Osborne’s Second-Home Tax Rise Looming
Initial details of George Osborne’s plans to raise Stamp Duty on second homes were released last December and the final details will be revealed in the March budget.
In a nutshell, from April, there will be a three per cent surcharge on each Stamp Duty band whenever someone buys an additional residential property.
Second homes worth up to £125,000 will attract Stamp Duty at three per cent of the purchase price, while properties selling at £125,000 to £250,000 will “pay” five per cent. Between £250,000 and £925,000 Stamp Duty rises to eight per cent, between £925,000 and £1,000,000 it’s 13 per cent and houses worth more than £1,500,000 attract 15 per cent.
Here’s how the changes affect different types of buyers.

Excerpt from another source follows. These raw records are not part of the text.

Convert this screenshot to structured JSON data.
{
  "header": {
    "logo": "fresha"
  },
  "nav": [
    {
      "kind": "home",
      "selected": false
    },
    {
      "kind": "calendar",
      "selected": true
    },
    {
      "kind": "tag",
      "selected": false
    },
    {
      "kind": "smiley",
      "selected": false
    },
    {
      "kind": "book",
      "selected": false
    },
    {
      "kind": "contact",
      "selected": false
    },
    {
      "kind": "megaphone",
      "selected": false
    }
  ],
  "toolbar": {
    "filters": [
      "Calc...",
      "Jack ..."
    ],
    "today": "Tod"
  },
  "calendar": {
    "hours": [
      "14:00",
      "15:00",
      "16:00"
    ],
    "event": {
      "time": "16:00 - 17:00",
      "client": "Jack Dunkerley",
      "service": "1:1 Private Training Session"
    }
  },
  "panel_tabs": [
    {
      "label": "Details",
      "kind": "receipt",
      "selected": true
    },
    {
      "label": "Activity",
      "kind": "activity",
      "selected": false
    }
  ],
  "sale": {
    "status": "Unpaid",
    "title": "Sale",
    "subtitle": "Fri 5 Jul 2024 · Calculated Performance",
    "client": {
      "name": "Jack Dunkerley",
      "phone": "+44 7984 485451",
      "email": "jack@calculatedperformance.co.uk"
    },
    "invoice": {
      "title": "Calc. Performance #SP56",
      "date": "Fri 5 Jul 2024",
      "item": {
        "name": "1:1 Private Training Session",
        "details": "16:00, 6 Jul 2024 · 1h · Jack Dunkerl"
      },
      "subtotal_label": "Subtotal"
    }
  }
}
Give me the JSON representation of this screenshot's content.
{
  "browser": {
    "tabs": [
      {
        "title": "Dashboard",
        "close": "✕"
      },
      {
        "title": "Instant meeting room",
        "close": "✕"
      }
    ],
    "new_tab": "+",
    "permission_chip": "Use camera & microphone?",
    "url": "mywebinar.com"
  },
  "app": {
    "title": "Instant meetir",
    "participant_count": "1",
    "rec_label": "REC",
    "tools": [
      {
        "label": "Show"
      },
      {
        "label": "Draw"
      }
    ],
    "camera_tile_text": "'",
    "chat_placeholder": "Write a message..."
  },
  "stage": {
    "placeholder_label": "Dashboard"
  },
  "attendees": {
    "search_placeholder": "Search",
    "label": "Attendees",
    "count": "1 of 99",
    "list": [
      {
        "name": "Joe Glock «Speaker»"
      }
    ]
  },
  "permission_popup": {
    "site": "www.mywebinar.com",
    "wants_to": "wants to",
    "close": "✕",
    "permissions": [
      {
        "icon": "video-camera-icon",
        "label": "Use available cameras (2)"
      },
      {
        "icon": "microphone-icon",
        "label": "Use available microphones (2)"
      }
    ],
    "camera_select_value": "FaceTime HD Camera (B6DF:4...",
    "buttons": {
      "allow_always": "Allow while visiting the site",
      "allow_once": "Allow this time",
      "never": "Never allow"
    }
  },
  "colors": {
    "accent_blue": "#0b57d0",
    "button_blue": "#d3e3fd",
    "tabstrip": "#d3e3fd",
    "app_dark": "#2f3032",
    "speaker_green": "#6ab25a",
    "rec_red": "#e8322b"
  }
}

Parents buying for children
Parents buying a property for their children by taking out a joint mortgage are liable for extra Stamp Duty as they’re usually on the deeds. One solution is to act a guarantor, or give the children deposit money. They can also name just the child/ren on the deeds.
Married couples and joint owners
If a purchase means one person (or both) owns two or more properties and the person isn’t changing from one main residence to another, the extra tax is due.

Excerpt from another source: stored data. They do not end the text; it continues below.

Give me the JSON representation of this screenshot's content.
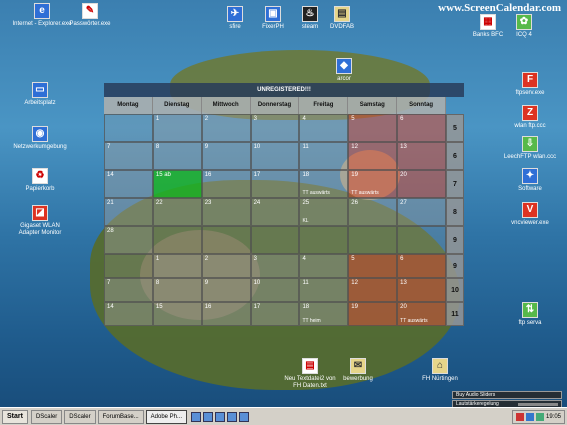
{
  "brand": "www.ScreenCalendar.com",
  "desktop_icons": [
    {
      "id": "internet",
      "label": "Internet - Explorer.exe",
      "glyph": "e"
    },
    {
      "id": "passwort",
      "label": "Passwörter.exe",
      "glyph": "✎"
    },
    {
      "id": "sfire",
      "label": "sfire",
      "glyph": "✈"
    },
    {
      "id": "fixer",
      "label": "FixerPH",
      "glyph": "▣"
    },
    {
      "id": "steam",
      "label": "steam",
      "glyph": "♨"
    },
    {
      "id": "dvd",
      "label": "DVDFAB",
      "glyph": "▤"
    },
    {
      "id": "banks",
      "label": "Banks BFC",
      "glyph": "▦"
    },
    {
      "id": "icq",
      "label": "ICQ 4",
      "glyph": "✿"
    },
    {
      "id": "arcor",
      "label": "arcor",
      "glyph": "◆"
    },
    {
      "id": "arbeitsplatz",
      "label": "Arbeitsplatz",
      "glyph": "▭"
    },
    {
      "id": "netzwerk",
      "label": "Netzwerkumgebung",
      "glyph": "◉"
    },
    {
      "id": "papierkorb",
      "label": "Papierkorb",
      "glyph": "♻"
    },
    {
      "id": "gigaset",
      "label": "Gigaset WLAN Adapter Monitor",
      "glyph": "◪"
    },
    {
      "id": "ftpsrv",
      "label": "ftpserv.exe",
      "glyph": "F"
    },
    {
      "id": "wlan",
      "label": "wlan ftp.ccc",
      "glyph": "Z"
    },
    {
      "id": "leech",
      "label": "LeechFTP wlan.ccc",
      "glyph": "⇩"
    },
    {
      "id": "software",
      "label": "Software",
      "glyph": "✦"
    },
    {
      "id": "vnc",
      "label": "vncviewer.exe",
      "glyph": "V"
    },
    {
      "id": "ftpserva",
      "label": "ftp serva",
      "glyph": "⇅"
    },
    {
      "id": "textdatei",
      "label": "Neu Textdatei2 von FH Daten.txt",
      "glyph": "▤"
    },
    {
      "id": "bewerbung",
      "label": "bewerbung",
      "glyph": "✉"
    },
    {
      "id": "fh",
      "label": "FH Nürtingen",
      "glyph": "⌂"
    }
  ],
  "calendar": {
    "title": "UNREGISTERED!!!",
    "weekdays": [
      "Montag",
      "Dienstag",
      "Mittwoch",
      "Donnerstag",
      "Freitag",
      "Samstag",
      "Sonntag"
    ],
    "weeks": [
      {
        "no": "5",
        "days": [
          "",
          "1",
          "2",
          "3",
          "4",
          "5",
          "6"
        ]
      },
      {
        "no": "6",
        "days": [
          "7",
          "8",
          "9",
          "10",
          "11",
          "12",
          "13"
        ]
      },
      {
        "no": "7",
        "days": [
          "14",
          "15 ab",
          "16",
          "17",
          "18",
          "19",
          "20"
        ]
      },
      {
        "no": "8",
        "days": [
          "21",
          "22",
          "23",
          "24",
          "25",
          "26",
          "27"
        ]
      },
      {
        "no": "9",
        "days": [
          "28",
          "",
          "",
          "",
          "",
          "",
          ""
        ]
      },
      {
        "no": "9",
        "days": [
          "",
          "1",
          "2",
          "3",
          "4",
          "5",
          "6"
        ]
      },
      {
        "no": "10",
        "days": [
          "7",
          "8",
          "9",
          "10",
          "11",
          "12",
          "13"
        ]
      },
      {
        "no": "11",
        "days": [
          "14",
          "15",
          "16",
          "17",
          "18",
          "19",
          "20"
        ]
      }
    ],
    "notes": {
      "w3_fri": "TT auswärts",
      "w3_sat": "TT auswärts",
      "w4_fri": "KL",
      "w8_fri": "TT heim",
      "w8_sun": "TT auswärts"
    }
  },
  "taskbar": {
    "start": "Start",
    "tasks": [
      "DScaler",
      "DScaler",
      "ForumBase...",
      "Adobe Ph...",
      "",
      ""
    ],
    "clock": "19:05"
  },
  "sliders": [
    {
      "label": "Buy Audio Sliders"
    },
    {
      "label": "Lautstärkeregelung"
    }
  ]
}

The government will treat married and civil partners as one financial unit, so couples can only own one property jointly before they pay the extra tax. For example, if one half of the couple already owns a house and they buy another joint residence, the new house will attract the surcharge. This may change before the March budget, though.

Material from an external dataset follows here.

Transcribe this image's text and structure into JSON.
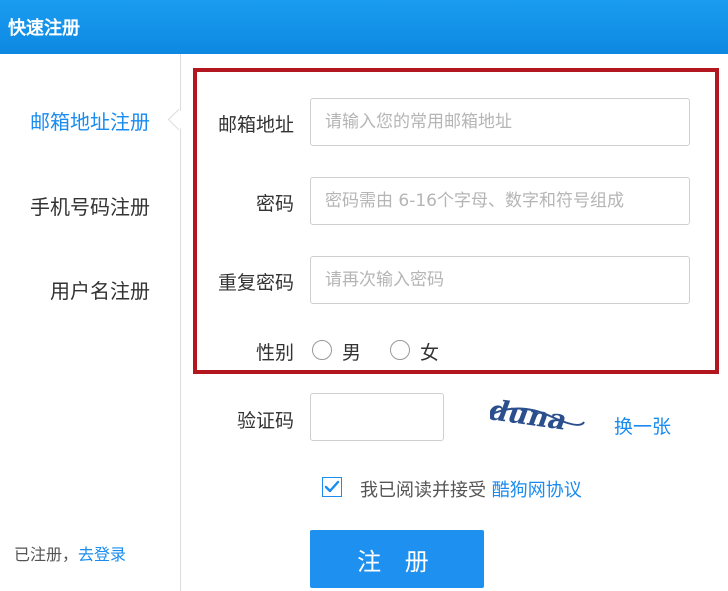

Overseas home owners looking to buy in the UK
These people will be liable for the surcharge too. “Overseas” also includes Scotland. This rule won’t apply to investors buying 15 properties or more in one deal, however. It was thought at first that buy-to-let investors buying in Scotland would escape the tax, as Scotland has its own Stamp Duty rates. However, the country announced similar plans to Osborne’s – a three per cent surcharge on second homes – in December.